What are your thoughts about thy "why couldn't they?"

joe manning said...

Its a case of expanding the objective at the expense of the subjective, supplanting morality with immorality. Sadly most young folks don't get to go to college to learn basic Soc 101. There's too much dog eat dog and not near enough love in the real world.

grumpyrumblings said...

It is a complete mystery to me-- especially since as economists we tend to believe people are what their actions say they are, not whatever they claim is in their hearts. You're a puppy-kicker if you kick puppies, even if it makes you sad when you do it. Not about racism, but we discuss this whole heart vs action thing here:

One of my more enlightened male economist friends says male economists tend to have blinders on and start thinking irrationally whenever research is about gender. I'm willing to be the same is true about race for many of them. (Though they mostly know they're not supposed to say overtly racist things.) That usually means blaming "pre-labor market conditions" (aka schooling and housing segregation) for differences in outcomes. A lot of people were shocked when Bertrand and Mullainathan recently showed that racism still exists for realz. (And a lot of them thought B&M were the first people to show that outcome(!) )

It's embarrassing. I apologize on behalf of economists.

Amaryllis said...

De-lurking to ask if you might have asked your student why he thinks that "on-line" isn't "real." How much of his own time does he spend on-line, for instance?

Many of us work on-line, socialize on-line, get the news on-line, discuss politics and art and life in general on-line.

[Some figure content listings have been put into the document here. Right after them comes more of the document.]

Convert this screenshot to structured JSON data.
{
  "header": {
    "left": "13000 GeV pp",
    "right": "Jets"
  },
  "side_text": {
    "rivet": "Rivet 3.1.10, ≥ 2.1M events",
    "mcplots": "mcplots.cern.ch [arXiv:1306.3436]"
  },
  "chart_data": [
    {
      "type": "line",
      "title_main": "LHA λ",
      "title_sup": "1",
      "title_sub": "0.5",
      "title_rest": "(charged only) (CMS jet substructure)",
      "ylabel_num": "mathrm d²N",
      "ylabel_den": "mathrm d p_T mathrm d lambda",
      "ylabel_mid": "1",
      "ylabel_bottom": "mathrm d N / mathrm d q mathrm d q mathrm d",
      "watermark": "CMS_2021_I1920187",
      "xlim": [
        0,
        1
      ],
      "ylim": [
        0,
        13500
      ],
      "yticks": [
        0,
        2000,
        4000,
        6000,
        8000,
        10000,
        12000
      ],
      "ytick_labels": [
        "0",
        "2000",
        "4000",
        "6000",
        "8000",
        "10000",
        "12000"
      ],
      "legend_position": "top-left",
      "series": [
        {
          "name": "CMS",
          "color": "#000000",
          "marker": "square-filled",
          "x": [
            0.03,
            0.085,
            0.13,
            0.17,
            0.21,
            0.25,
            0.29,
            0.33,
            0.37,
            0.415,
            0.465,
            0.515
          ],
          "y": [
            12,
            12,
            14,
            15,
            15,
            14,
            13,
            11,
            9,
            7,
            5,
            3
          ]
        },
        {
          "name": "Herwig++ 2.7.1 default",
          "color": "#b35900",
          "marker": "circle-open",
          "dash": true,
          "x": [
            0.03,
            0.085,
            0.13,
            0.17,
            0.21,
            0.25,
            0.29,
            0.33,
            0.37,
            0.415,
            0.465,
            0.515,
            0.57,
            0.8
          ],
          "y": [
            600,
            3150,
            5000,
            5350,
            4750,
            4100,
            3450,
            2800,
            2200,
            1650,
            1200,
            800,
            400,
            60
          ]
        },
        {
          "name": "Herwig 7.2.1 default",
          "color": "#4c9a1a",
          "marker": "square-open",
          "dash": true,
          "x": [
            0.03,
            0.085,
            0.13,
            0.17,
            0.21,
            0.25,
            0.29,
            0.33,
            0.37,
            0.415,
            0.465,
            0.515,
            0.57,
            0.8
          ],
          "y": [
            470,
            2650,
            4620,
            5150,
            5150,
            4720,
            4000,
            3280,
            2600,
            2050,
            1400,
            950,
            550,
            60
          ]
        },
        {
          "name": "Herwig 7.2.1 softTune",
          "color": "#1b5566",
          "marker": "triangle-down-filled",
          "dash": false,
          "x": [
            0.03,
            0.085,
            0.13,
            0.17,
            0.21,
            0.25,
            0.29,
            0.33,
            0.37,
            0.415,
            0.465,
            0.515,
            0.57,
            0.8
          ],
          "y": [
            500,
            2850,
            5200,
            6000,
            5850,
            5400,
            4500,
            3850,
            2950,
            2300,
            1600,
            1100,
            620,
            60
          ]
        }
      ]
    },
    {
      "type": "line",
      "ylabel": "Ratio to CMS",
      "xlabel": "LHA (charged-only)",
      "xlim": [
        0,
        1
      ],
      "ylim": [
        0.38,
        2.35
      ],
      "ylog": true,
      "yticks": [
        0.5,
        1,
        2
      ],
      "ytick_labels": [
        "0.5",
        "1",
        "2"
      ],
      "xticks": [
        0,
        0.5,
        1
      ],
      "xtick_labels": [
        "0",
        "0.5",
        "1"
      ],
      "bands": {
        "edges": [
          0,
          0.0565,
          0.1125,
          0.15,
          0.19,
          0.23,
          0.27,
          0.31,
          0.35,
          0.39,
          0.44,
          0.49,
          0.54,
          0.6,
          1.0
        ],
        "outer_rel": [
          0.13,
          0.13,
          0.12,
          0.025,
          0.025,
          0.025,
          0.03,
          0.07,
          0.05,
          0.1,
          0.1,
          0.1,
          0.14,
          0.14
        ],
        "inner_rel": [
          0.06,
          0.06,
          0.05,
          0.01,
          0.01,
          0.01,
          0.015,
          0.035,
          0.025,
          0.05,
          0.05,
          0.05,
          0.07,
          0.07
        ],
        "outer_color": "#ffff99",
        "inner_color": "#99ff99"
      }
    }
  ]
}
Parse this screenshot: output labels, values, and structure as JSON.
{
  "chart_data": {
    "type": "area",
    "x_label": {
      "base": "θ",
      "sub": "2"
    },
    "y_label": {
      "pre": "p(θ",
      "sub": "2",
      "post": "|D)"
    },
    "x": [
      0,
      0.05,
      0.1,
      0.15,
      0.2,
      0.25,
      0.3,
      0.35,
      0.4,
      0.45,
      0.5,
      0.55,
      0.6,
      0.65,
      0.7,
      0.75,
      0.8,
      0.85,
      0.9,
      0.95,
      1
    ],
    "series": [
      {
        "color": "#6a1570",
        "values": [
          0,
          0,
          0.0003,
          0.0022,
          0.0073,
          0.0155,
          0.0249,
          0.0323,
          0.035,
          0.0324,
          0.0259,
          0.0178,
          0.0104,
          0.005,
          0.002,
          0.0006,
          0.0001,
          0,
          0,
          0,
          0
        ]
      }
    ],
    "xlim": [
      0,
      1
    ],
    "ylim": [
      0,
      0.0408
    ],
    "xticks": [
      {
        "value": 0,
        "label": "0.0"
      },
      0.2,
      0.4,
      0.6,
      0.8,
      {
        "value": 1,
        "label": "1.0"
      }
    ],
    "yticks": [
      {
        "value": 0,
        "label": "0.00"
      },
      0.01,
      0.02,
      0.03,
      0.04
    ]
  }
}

To quote Greta Christina"Think about what it would be like if every time you went to work, every time you went out with friends, every time you went out to get a newspaper, every time you went on a charity walkathon, every time you went to a neighborhood meeting to plan the new public park, you had people screaming at you how worthless you are, how ugly you are, how much they hate you, how much they want to torture and rape and kill you."

fred ceely said...

It seems to be about the Not-Getting-Caught. The Not-Having-To-Own-Your-Statements. Anonymous or not, the intent and the ownership seem to be the same, don't they? And the hurt is real, and intended.

Thanks for the clarification about neoliberalism re: academia. A fine statement of the problem.

notconvincedgranny said...

That young man is the worst kind of troll - the kind who genuinely believes there is nothing wrong.